Fasıkları ve facirleri sevmek
27/06/2021 Pazar Köşe yazarı O.Ü
Allahü teâlâya isyan edene fasık, kötü kimse denir.
Sual: Günah işleyenleri, İslamiyetin doğru olarak öğrenilmesine mâni
olanları sevmenin bir vebali, günahı olur mu?
Cevap: Allahü teâlâya isyan edene Fasık, kötü kimse denir.
Başkalarının isyan etmesine, fıskın yayılmasına sebeb olana Facir denir.
Haram işlediği bilinen fasık sevilmez.
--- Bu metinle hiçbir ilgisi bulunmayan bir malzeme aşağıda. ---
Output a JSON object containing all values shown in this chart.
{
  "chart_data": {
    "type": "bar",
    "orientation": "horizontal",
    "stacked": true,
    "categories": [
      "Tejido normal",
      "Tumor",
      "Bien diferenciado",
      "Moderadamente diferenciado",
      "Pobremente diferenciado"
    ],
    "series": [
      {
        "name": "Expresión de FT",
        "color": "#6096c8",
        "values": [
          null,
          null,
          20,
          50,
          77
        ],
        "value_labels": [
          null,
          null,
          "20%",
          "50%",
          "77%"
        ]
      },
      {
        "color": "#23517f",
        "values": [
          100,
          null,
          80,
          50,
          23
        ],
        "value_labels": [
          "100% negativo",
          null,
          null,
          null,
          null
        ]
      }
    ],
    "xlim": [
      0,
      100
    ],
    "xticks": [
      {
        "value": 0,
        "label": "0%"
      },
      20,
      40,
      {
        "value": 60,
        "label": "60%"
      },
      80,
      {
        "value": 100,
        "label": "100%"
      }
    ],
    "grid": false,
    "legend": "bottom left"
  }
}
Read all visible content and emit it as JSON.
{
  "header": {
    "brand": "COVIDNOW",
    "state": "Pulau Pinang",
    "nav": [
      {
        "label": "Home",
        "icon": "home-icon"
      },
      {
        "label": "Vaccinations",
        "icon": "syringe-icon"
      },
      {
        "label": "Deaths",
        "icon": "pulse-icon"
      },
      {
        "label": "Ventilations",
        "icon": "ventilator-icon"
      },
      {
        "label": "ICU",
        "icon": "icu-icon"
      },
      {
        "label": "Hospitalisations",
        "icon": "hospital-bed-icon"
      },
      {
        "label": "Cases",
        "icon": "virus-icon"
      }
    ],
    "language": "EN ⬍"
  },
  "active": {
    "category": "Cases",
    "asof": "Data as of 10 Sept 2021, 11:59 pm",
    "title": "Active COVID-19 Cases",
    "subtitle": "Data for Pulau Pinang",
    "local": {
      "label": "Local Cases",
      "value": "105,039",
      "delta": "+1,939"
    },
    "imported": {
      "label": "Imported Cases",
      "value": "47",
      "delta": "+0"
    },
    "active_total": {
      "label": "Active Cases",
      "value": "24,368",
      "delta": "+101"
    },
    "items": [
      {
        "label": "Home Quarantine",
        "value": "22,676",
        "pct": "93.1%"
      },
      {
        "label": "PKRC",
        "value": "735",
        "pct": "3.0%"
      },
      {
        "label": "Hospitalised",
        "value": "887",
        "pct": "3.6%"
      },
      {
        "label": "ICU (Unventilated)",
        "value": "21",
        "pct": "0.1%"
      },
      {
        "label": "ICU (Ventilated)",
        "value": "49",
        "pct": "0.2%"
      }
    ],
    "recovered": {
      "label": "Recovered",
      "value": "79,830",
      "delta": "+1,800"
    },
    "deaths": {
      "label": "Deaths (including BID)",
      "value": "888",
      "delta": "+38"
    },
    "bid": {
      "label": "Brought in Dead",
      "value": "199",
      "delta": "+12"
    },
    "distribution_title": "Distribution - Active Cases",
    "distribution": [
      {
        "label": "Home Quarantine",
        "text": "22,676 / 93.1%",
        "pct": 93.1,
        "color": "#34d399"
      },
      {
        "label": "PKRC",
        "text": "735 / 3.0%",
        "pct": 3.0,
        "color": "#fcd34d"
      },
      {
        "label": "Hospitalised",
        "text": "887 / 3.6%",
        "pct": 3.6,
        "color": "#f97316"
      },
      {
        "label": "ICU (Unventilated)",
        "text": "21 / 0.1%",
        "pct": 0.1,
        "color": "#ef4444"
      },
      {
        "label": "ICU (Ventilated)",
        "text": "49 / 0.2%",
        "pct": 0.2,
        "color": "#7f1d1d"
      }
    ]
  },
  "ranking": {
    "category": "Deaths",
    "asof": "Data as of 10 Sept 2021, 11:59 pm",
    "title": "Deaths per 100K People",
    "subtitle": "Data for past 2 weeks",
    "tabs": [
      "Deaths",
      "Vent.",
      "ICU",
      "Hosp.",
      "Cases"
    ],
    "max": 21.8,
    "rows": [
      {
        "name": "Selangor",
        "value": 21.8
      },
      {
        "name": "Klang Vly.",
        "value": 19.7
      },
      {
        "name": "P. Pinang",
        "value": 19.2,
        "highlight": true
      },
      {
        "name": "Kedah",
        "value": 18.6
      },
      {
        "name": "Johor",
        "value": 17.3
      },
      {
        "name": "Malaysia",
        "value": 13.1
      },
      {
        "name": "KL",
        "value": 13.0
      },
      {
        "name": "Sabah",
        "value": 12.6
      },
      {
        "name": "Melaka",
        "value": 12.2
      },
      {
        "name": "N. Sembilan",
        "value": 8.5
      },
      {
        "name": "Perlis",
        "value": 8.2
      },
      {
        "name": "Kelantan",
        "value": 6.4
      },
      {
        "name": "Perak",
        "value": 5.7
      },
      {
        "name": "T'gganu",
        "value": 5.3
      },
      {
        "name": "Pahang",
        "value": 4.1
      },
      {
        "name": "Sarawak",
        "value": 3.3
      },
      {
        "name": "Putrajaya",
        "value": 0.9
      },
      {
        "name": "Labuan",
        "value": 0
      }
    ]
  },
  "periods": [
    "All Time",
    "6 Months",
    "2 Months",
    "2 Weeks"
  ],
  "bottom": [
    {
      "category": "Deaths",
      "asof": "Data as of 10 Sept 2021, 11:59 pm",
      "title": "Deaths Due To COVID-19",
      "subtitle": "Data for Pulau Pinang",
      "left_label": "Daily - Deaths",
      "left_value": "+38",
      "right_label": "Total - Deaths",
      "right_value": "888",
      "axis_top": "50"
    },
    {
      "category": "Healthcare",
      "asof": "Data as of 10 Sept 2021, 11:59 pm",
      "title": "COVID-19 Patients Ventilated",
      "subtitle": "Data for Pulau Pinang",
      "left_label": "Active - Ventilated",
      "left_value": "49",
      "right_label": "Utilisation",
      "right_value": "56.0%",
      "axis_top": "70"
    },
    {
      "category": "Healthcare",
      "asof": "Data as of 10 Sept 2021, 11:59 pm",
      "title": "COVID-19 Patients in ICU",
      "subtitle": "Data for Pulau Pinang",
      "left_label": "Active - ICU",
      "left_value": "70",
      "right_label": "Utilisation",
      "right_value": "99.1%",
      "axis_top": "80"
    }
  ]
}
Bidati, yani bozuk inanışları yayanları
ve dini öğrenmeye mâni olanları sevmek, günahtır. Hadis-i şerifte;
(Fasıkın fıskına mâni olmaya kudret varken, kimse mâni olmazsa, Allahü
teâlâ, bunların hepsine, dünyada ve ahirette azap yapar) buyuruldu. Ömer
bin Abdül'azîz hazretleri buyuruyor ki:
“Allahü teâlâ, bir kimse günah işlediği için, başkalarına da azap yapmaz
ise de, açıkça günah işleyenler görülüp de, görebilenler mâni olmadığı zaman,
hepsine azap yapar.”
Allahü teâlâ, Yuşa aleyhisselama vahyderek;
(Kavminden kırk bin salih kimseye ve altmış bin fasık kimseye azap
yapacağım!) buyurunca, Yuşa aleyhisselam;
-Ya Rabbî! Fasıklar, azabı hak etmiştir. Salihlere azap yapmanın sebebi,
hikmeti nedir? diye arz edince Allahü teala;
(Benim gadab ettiklerime, onlar gadab etmedi. Birlikte yediler, içtiler) buyurdu.
Malına, canına, evladına ve Müslümanlara zarar geleceği, yani fitneye sebep
olacağı zaman, bidat sahiplerine ve zalimlere emr-i ma'rûf yapmak lazım olmaz.
Açıkça günah işleyen fasıkları, yalnız kalb ile sevmemek kafîdir. Tatlı ve
yumuşak sözlerle nasihat vermek lazım olur.
Sual: Bulunduğu yerde kıble yönünü bilemeyen bir kimse, Müslüman
olmayanlara veya günah işleyenlere de, kıble istikametini sorabilir mi?
Cevap: Mihrab bulunmayan, hesap, yıldız gibi şeylerle de anlaşılamayan
yerlerde, kıbleyi bilen, salih Müslümanlara sormak lazımdır. Kâfirlere,
fasıklara ve çocuklara sorulmaz. Kâfirlere, fasıklara, muamelatta inanılırsa
da, diyanatta yani ibadetlerde inanılmaz. Aslında böyle durumlarda kıbleyi
bilen bir kimseyi aramaya da lüzum yoktur. Kendisi araştırır, karar
verdiği cihete, yöne doğru kılar. Sonradan, yanlış olduğunu anlarsa, namazı da
iade etmez.
Sual: Küçük çocuğun elini soktuğu su kabındaki su ile abdest ve gusül
alınabilir mi?
Cevap: Küçük çocuğun elini suya sokması, kedinin artığı gibidir. Yani, eli temiz olduğu bilinmiyorsa, bu su ile abdest almak veya içmek, tenzihen mekruh olur.